Coming as he did from a poor migrant background, Stolevski says he anticipated the bigotry about homosexuality. He was wary of telling people about the film and its gay characters when he was filming in Skopje.
“It was interesting that migrants in Macedonia are a minority and there is no openness to their sexualities,” he says.
“I thought it would be similar with the Roma people, but once I started meeting them that was a lovely open experience. I didn’t really feel unsafe once I engaged with the situation.
“Ultimately we felt our film was very supported – and it was very supportive. So the situation was unpredictable. It was the same with racism. Like you think you’re in a safe space, which is with artsy people, but you can’t vent about the racism you witness or they’ll get defensive.”
Even in Australia, Stolevski says he still encounters homophobia and he prefers to live in a “bubble” to avoid harassment.
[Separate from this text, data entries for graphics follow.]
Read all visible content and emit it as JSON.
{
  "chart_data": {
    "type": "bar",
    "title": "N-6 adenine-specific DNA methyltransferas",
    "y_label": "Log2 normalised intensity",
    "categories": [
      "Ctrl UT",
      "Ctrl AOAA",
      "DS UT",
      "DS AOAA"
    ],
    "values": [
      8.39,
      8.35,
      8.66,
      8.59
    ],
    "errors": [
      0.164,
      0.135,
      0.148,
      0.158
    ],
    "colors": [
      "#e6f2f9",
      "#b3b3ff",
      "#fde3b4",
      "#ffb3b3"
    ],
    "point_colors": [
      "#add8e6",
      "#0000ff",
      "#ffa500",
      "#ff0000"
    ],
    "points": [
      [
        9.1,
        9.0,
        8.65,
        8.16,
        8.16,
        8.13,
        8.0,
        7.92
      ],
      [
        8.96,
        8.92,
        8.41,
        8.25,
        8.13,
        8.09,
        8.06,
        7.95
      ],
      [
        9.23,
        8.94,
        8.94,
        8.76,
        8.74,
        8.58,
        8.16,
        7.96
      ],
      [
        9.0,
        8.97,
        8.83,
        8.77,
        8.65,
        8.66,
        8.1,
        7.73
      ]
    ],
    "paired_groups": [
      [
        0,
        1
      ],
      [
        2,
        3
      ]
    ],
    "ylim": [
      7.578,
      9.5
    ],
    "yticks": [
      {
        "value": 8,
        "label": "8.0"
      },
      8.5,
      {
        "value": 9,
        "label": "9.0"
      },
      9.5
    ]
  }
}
When he was filming his queer love story Of an Age, in an outer suburb of Melbourne, he encountered abuse.
“People started calling out like, ‘faggot’ and all these other slurs at the actors, because they somehow found out we were shooting a gay movie,” he says.
“We were all like, ‘Really?’ So these things can happen everywhere and they’re very unexpected.”
Housekeeping for Beginners has its Australian premiere at the Adelaide Film Festival, which runs from October 18 to 29.